Israel anunciou sua aceitação dos termos gerais de uma proposta apresentada pelo presidente dos Estados Unidos, Joe Biden, para encerrar o conflito em curso na Faixa de Gaza. O anúncio, feito por um assessor de Relações Exteriores do primeiro-ministro Binyamin Netanyahu, marca um possível ponto de virada em uma crise humanitária que tem assolado a região e chocado o mundo.
Segundo relatos, a proposta de Biden delineia um plano em fases para alcançar um cessar-fogo duradouro.
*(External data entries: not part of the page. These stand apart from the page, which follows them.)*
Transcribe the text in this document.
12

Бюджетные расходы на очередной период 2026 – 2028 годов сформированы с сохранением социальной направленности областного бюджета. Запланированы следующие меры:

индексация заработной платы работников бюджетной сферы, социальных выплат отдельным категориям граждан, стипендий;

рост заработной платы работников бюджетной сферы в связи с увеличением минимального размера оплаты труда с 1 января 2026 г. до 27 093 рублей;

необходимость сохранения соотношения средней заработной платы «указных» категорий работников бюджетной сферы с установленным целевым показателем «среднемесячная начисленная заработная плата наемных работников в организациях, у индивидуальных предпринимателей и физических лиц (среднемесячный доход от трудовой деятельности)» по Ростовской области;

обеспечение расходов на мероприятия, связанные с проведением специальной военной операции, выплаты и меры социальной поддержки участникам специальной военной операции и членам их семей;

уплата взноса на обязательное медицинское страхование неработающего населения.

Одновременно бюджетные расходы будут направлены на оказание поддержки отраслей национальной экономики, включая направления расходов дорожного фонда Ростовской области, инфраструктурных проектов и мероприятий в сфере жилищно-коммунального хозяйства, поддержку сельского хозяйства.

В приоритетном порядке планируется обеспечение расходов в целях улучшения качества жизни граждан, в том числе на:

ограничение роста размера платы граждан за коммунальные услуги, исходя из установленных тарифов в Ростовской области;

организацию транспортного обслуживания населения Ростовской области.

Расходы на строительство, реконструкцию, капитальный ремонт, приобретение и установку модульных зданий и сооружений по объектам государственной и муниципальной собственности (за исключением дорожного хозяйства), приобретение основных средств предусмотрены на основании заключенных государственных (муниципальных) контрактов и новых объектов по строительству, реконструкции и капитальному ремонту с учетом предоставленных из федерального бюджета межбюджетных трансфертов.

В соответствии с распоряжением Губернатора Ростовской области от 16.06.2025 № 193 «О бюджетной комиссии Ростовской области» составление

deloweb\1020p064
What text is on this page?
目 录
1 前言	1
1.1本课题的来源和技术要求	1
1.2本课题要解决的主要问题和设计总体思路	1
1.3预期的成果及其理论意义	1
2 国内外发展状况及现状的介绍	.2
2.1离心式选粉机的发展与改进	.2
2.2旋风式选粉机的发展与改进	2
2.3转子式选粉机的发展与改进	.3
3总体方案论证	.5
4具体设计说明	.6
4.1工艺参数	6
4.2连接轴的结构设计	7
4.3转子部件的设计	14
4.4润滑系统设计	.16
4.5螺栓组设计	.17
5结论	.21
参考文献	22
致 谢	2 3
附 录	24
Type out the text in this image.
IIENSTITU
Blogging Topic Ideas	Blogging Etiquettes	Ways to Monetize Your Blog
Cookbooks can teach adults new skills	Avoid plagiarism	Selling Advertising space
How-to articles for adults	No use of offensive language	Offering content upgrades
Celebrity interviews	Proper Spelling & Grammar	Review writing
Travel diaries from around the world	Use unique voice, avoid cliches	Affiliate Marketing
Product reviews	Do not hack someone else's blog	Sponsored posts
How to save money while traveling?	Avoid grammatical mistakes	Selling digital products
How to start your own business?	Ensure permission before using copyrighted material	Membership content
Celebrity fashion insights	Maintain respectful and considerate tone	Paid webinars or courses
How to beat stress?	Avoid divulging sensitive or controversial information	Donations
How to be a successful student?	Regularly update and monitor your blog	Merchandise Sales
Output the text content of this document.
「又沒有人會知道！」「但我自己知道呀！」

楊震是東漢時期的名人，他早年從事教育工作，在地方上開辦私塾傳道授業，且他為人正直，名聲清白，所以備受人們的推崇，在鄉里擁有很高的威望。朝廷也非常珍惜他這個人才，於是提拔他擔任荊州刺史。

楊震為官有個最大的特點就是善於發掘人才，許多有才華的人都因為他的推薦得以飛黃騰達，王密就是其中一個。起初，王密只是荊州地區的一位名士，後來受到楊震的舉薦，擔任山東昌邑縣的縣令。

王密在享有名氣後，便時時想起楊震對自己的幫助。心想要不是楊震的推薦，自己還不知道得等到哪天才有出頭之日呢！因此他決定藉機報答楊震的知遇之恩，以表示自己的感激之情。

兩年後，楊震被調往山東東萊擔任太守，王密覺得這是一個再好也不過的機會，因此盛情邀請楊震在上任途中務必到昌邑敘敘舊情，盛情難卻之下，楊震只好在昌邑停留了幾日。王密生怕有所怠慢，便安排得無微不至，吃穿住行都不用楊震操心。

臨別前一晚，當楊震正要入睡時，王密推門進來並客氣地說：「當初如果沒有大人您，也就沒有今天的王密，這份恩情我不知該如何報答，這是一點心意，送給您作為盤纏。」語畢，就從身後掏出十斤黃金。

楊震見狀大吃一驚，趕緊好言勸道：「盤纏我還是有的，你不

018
Na primeira fase, um acordo de seis semanas garantiria um cessar-fogo completo, durante o qual Israel retiraria suas tropas das áreas habitadas de Gaza e o Hamas libertaria os reféns mantidos desde os ataques anteriores. Além disso, uma influxo significativo de ajuda humanitária seria permitido entrar em Gaza diariamente, fornecendo alívio para a população sitiada.
A segunda fase envolveria negociações diretas entre Israel e o Hamas para alcançar um acordo permanente que ponha fim à guerra. Esta etapa representa um desvio significativo da posição anterior de Israel, que buscava a completa destruição do Hamas como pré-requisito para o fim do conflito.
Apesar do aparente progresso nas negociações, permanece a incerteza sobre a implementação efetiva dos termos acordados. O governo israelense, enquanto aceita os princípios gerais da proposta de Biden, continua a afirmar seu compromisso com a erradicação das capacidades governamentais e militares do Hamas.